又如“乖僻自是,悔誤必多;頹惰自甘,家道難成。”這是講的修身和齊家的道理。“乖僻自是,悔誤必多”揭示人生必守大道常理,不能壅蔽自是,更不應固步自封,超越一己之小天地,揚棄唯我之中心,而應知禮合眾,有情有義,在融入社會中更好地實現自己,從而少掛礙,少悔誤,多愉悅。“頹惰自甘,家道難成”,則是揭明勤勉興家的道理,家道中興在人為,古人講“自作孽,不可活”,如果頹敗懶惰,自甘沉淪,自己都無可救藥,更遑論齊家興業了。這一觀念即使在今天看來也仍然是積極和有啟迪意義的。又如“善欲人見,不是真善;惡恐人知,便是大惡”,這句話道出了道德實踐的一個真諦。根據儒家的看法,行善是人的內在需要,用孔子的話說是“為己”,即自己成就自己的行為,而不是“為人”,即表演性的、做給別人看的。如果做好事是為博取關注,那實質上是將行善當作手段而不是目的,內含著功利的目的,夾雜著私念物欲,不僅不純粹,更談不上道德了。因此,真善本身就是目的,是不需要“人見”的。
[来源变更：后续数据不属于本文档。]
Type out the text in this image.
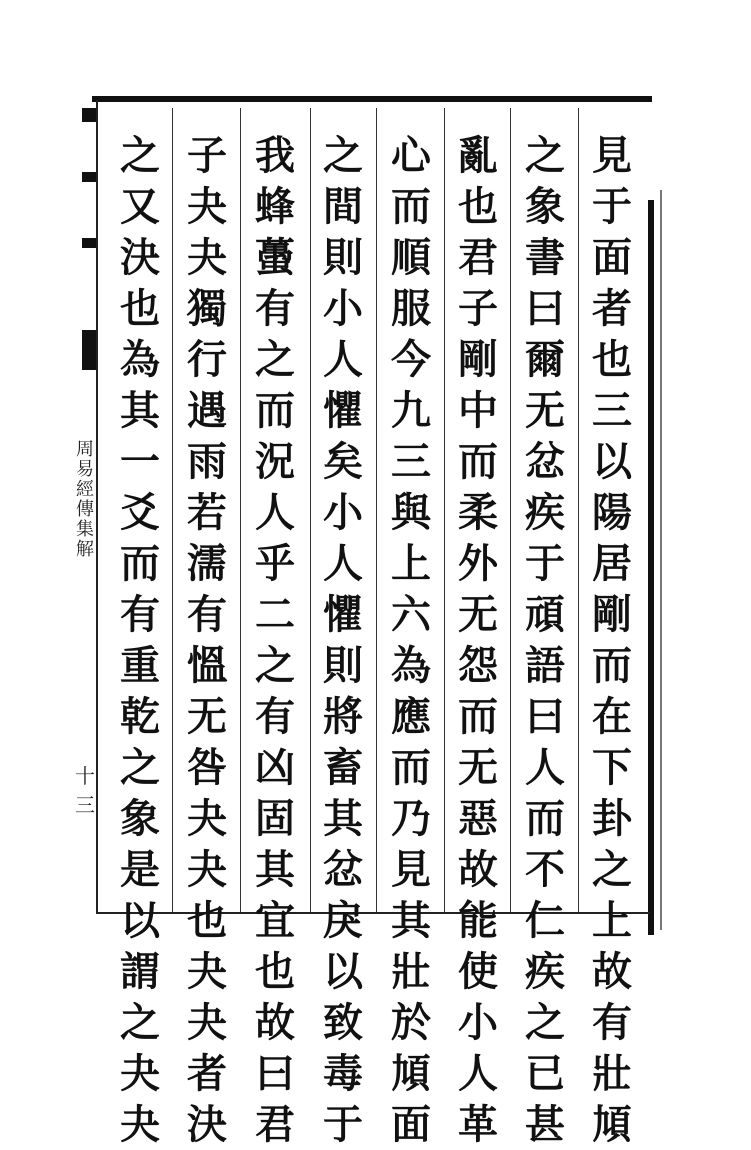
見
于
面
者
也
三
以
陽
居
剛
而
在
下
卦
之
上
故
有
壯
頄
之
象
書
曰
爾
无
忿
疾
于
頑
語
曰
人
而
不
仁
疾
之
已
甚
亂
也
君
子
剛
中
而
柔
外
无
怨
而
无
惡
故
能
使
小
人
革
心
而
順
服
今
九
三
與
上
六
為
應
而
乃
見
其
壯
於
頄
面
之
間
則
小
人
懼
矣
小
人
懼
則
將
畜
其
忿
戾
以
致
毒
于
我
蜂
蠆
有
之
而
況
人
乎
二
之
有
凶
固
其
宜
也
故
曰
君
子
夬
夬
獨
行
遇
雨
若
濡
有
慍
无
咎
夬
夬
也
夬
夬
者
決
之
又
決
也
為
其
一
爻
而
有
重
乾
之
象
是
以
謂
之
夬
夬
周
易
經
傳
集
解
十三
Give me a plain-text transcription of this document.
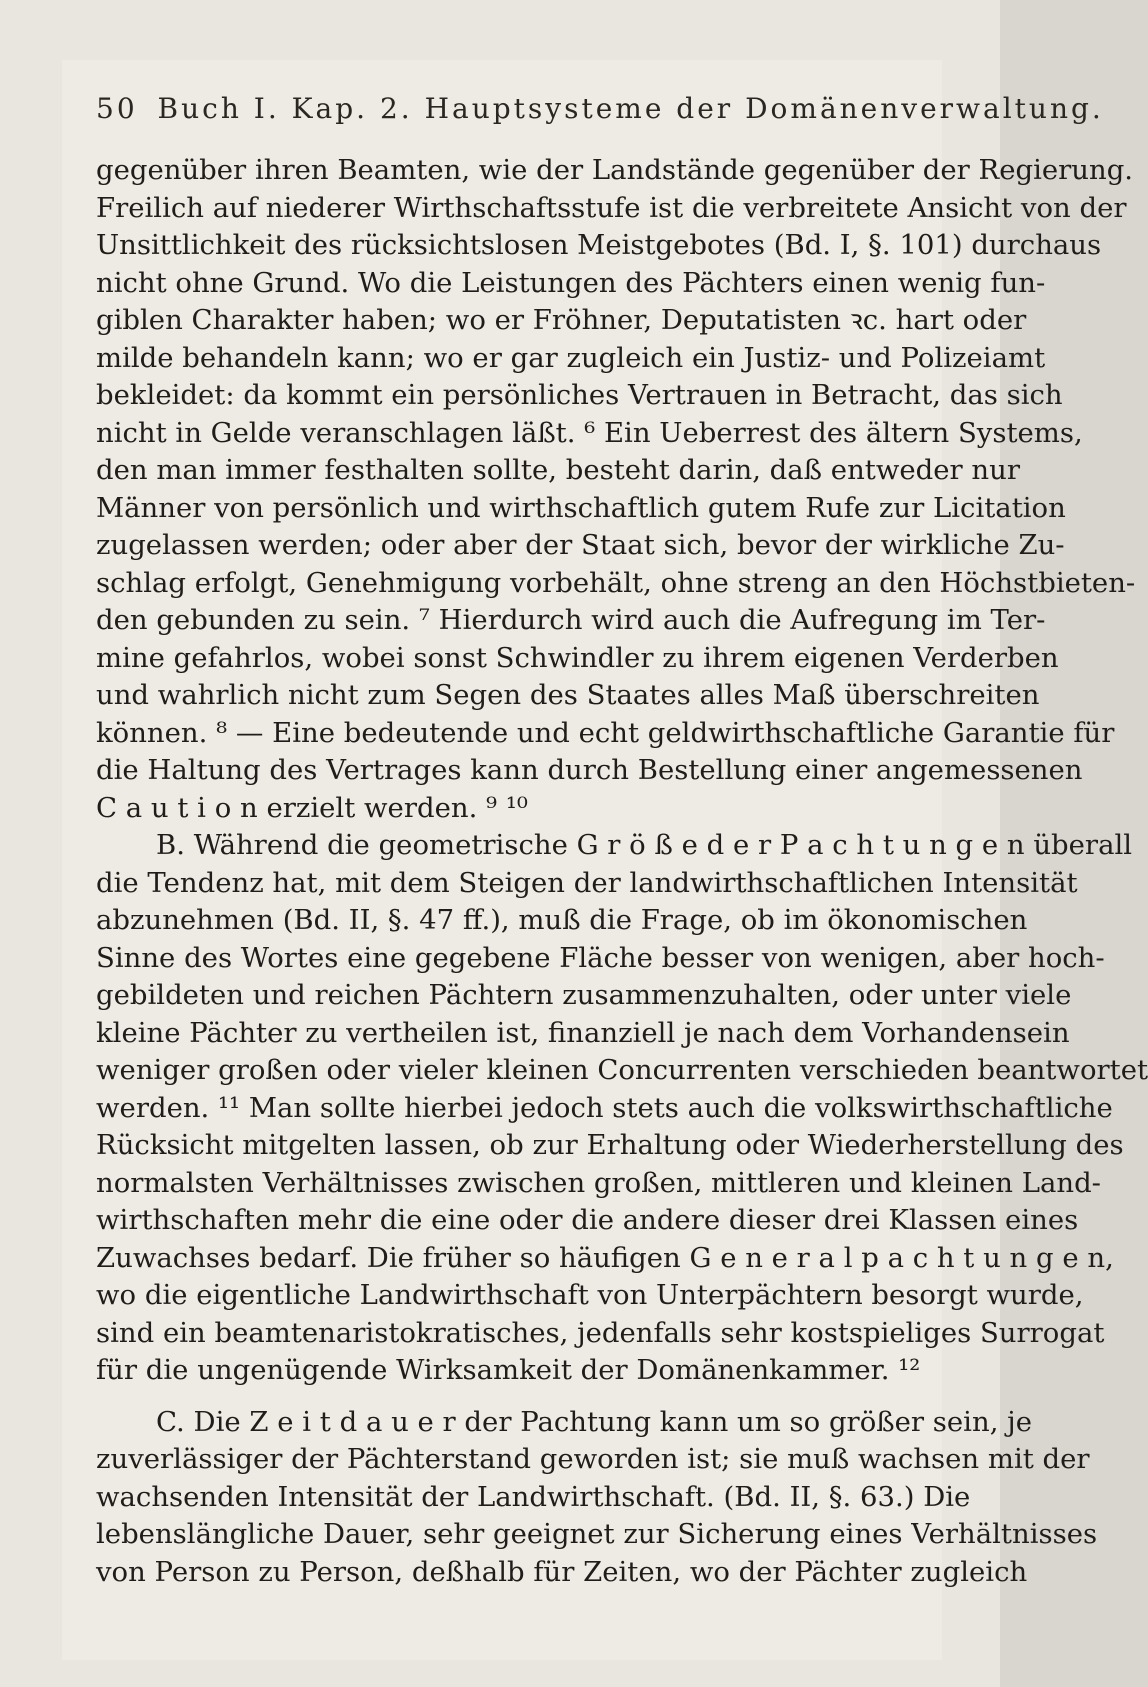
50 Buch I. Kap. 2. Hauptsysteme der Domänenverwaltung.
gegenüber ihren Beamten, wie der Landstände gegenüber der Regierung.
Freilich auf niederer Wirthschaftsstufe ist die verbreitete Ansicht von der
Unsittlichkeit des rücksichtslosen Meistgebotes (Bd. I, §. 101) durchaus
nicht ohne Grund. Wo die Leistungen des Pächters einen wenig fun-
giblen Charakter haben; wo er Fröhner, Deputatisten ꝛc. hart oder
milde behandeln kann; wo er gar zugleich ein Justiz- und Polizeiamt
bekleidet: da kommt ein persönliches Vertrauen in Betracht, das sich
nicht in Gelde veranschlagen läßt. ⁶ Ein Ueberrest des ältern Systems,
den man immer festhalten sollte, besteht darin, daß entweder nur
Männer von persönlich und wirthschaftlich gutem Rufe zur Licitation
zugelassen werden; oder aber der Staat sich, bevor der wirkliche Zu-
schlag erfolgt, Genehmigung vorbehält, ohne streng an den Höchstbieten-
den gebunden zu sein. ⁷ Hierdurch wird auch die Aufregung im Ter-
mine gefahrlos, wobei sonst Schwindler zu ihrem eigenen Verderben
und wahrlich nicht zum Segen des Staates alles Maß überschreiten
können. ⁸ — Eine bedeutende und echt geldwirthschaftliche Garantie für
die Haltung des Vertrages kann durch Bestellung einer angemessenen
C a u t i o n erzielt werden. ⁹ ¹⁰
B. Während die geometrische G r ö ß e d e r P a c h t u n g e n überall
die Tendenz hat, mit dem Steigen der landwirthschaftlichen Intensität
abzunehmen (Bd. II, §. 47 ff.), muß die Frage, ob im ökonomischen
Sinne des Wortes eine gegebene Fläche besser von wenigen, aber hoch-
gebildeten und reichen Pächtern zusammenzuhalten, oder unter viele
kleine Pächter zu vertheilen ist, finanziell je nach dem Vorhandensein
weniger großen oder vieler kleinen Concurrenten verschieden beantwortet
werden. ¹¹ Man sollte hierbei jedoch stets auch die volkswirthschaftliche
Rücksicht mitgelten lassen, ob zur Erhaltung oder Wiederherstellung des
normalsten Verhältnisses zwischen großen, mittleren und kleinen Land-
wirthschaften mehr die eine oder die andere dieser drei Klassen eines
Zuwachses bedarf. Die früher so häufigen G e n e r a l p a c h t u n g e n,
wo die eigentliche Landwirthschaft von Unterpächtern besorgt wurde,
sind ein beamtenaristokratisches, jedenfalls sehr kostspieliges Surrogat
für die ungenügende Wirksamkeit der Domänenkammer. ¹²
C. Die Z e i t d a u e r der Pachtung kann um so größer sein, je
zuverlässiger der Pächterstand geworden ist; sie muß wachsen mit der
wachsenden Intensität der Landwirthschaft. (Bd. II, §. 63.) Die
lebenslängliche Dauer, sehr geeignet zur Sicherung eines Verhältnisses
von Person zu Person, deßhalb für Zeiten, wo der Pächter zugleich
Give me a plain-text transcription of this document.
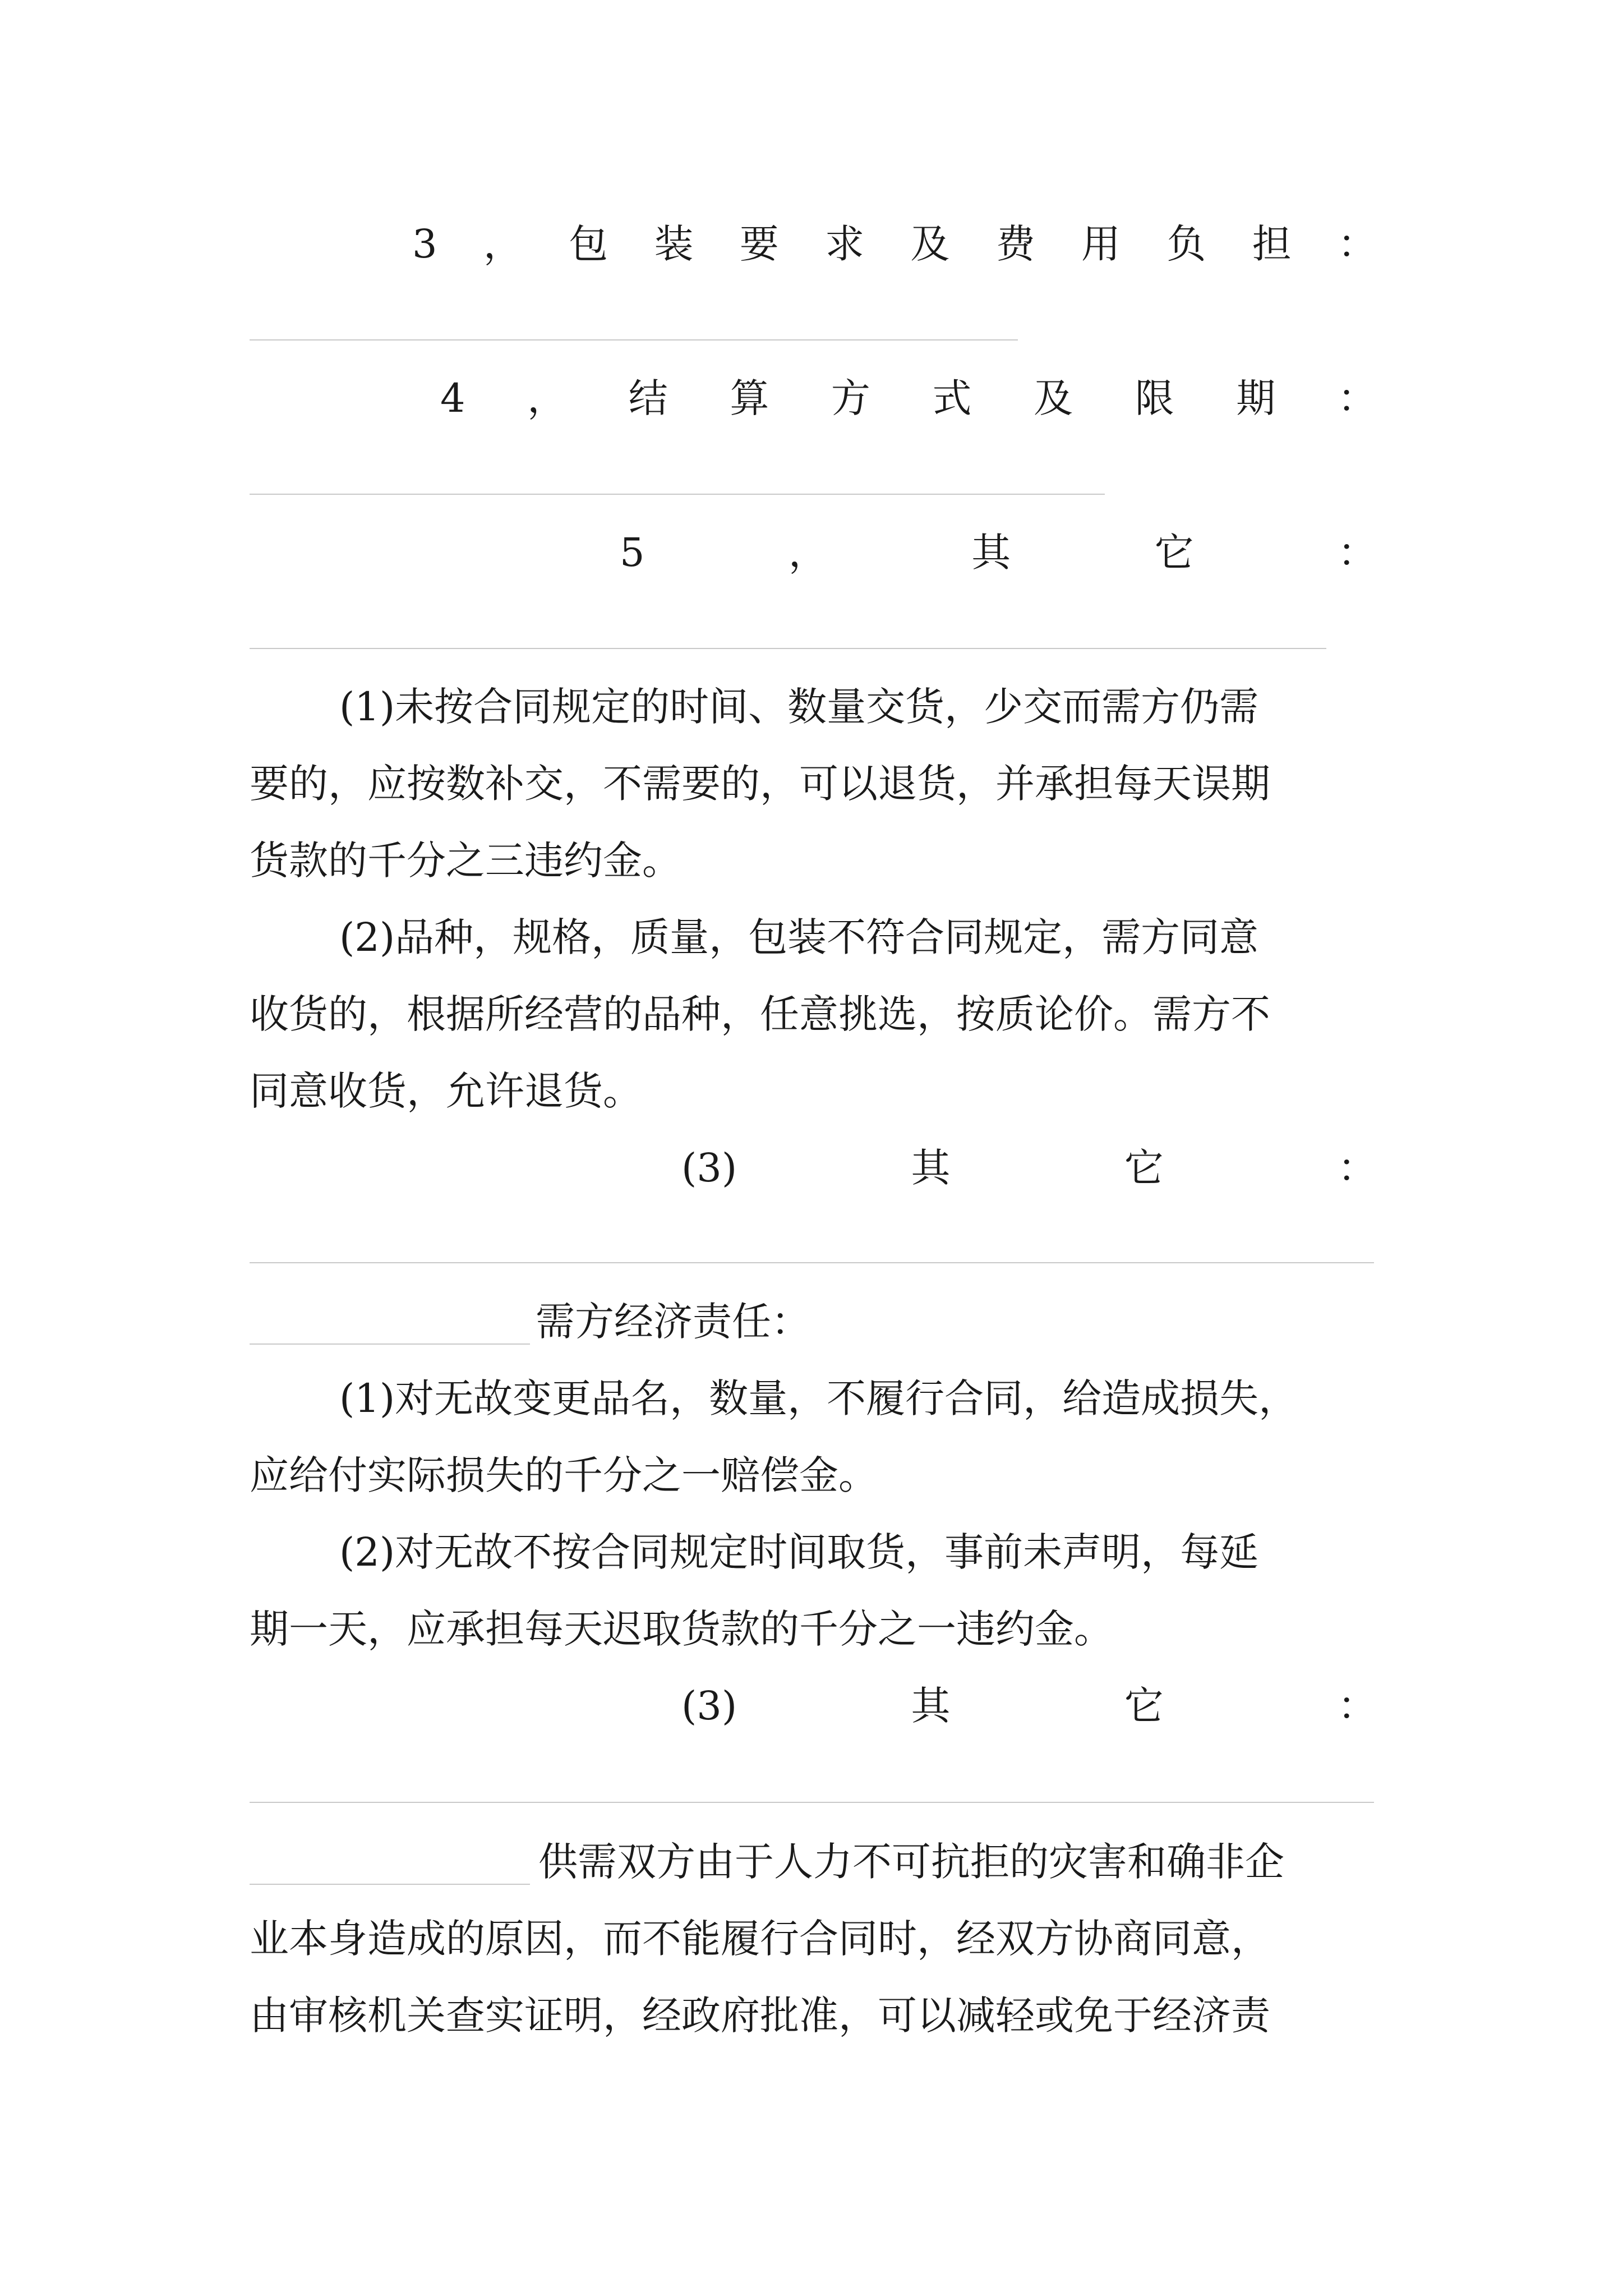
3 ， 包 装 要 求 及 费 用 负 担 ：
4 ， 结 算 方 式 及 限 期 ：
5	，	其	它	：
(1)未按合同规定的时间、数量交货，少交而需方仍需
要的，应按数补交，不需要的，可以退货，并承担每天误期
货款的千分之三违约金。
(2)品种，规格，质量，包装不符合同规定，需方同意
收货的，根据所经营的品种，任意挑选，按质论价。需方不
同意收货，允许退货。
(3)	其	它	：
需方经济责任：
(1)对无故变更品名，数量，不履行合同，给造成损失，
应给付实际损失的千分之一赔偿金。
(2)对无故不按合同规定时间取货，事前未声明，每延
期一天，应承担每天迟取货款的千分之一违约金。
(3)	其	它	：
供需双方由于人力不可抗拒的灾害和确非企
业本身造成的原因，而不能履行合同时，经双方协商同意，
由审核机关查实证明，经政府批准，可以减轻或免于经济责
而常理上做壞事是怕人知的,因為會受到譴責或懲罰,故所為之惡越大,則恐懼越深,則越會想方設法來遮掩。這類經驗常談,道出人生道理,顯示出朱柏廬對世情的洞悉。
又如“一粥一飯,當思來處不易;半絲半縷,恒念物力維艱”,文字極淺明,所及雖然都是談的物,或谷物、或絲麻,但其間卻流露出一種普遍而超越的愛物之心與感恩之情,既是珍惜物力,更是敬重人力,尤其是禮敬勞動者;顯示出一種民胞物與、和天地同懷的高尚境界。又如“讀書志在圣賢,非徒科第;為官心存君國,豈計身家。”這句話廣受古往今來讀書人青睞和追捧,很多名流或抄書,或誦吟。語雖白話,意卻莊重深切,鮮明地以“圣賢”超越“科第”,以“君國”超越“身家”,這種價值取向,體現了中國文化中深深的“內圣外王”情結,即學者治學,非關一己外在功名,而應是明理“成人”,在于“如舜而已”的成賢慕圣;讀書做官非求一己利祿,非意在飛黃騰達,而應心系天下安危。其根本旨意,誠如孟子所謂“窮則獨善其身,達則兼濟天下”。顯然,這句話揭示出了古代士人取舍進退之際,安身立命的根本問題,自然備受關切。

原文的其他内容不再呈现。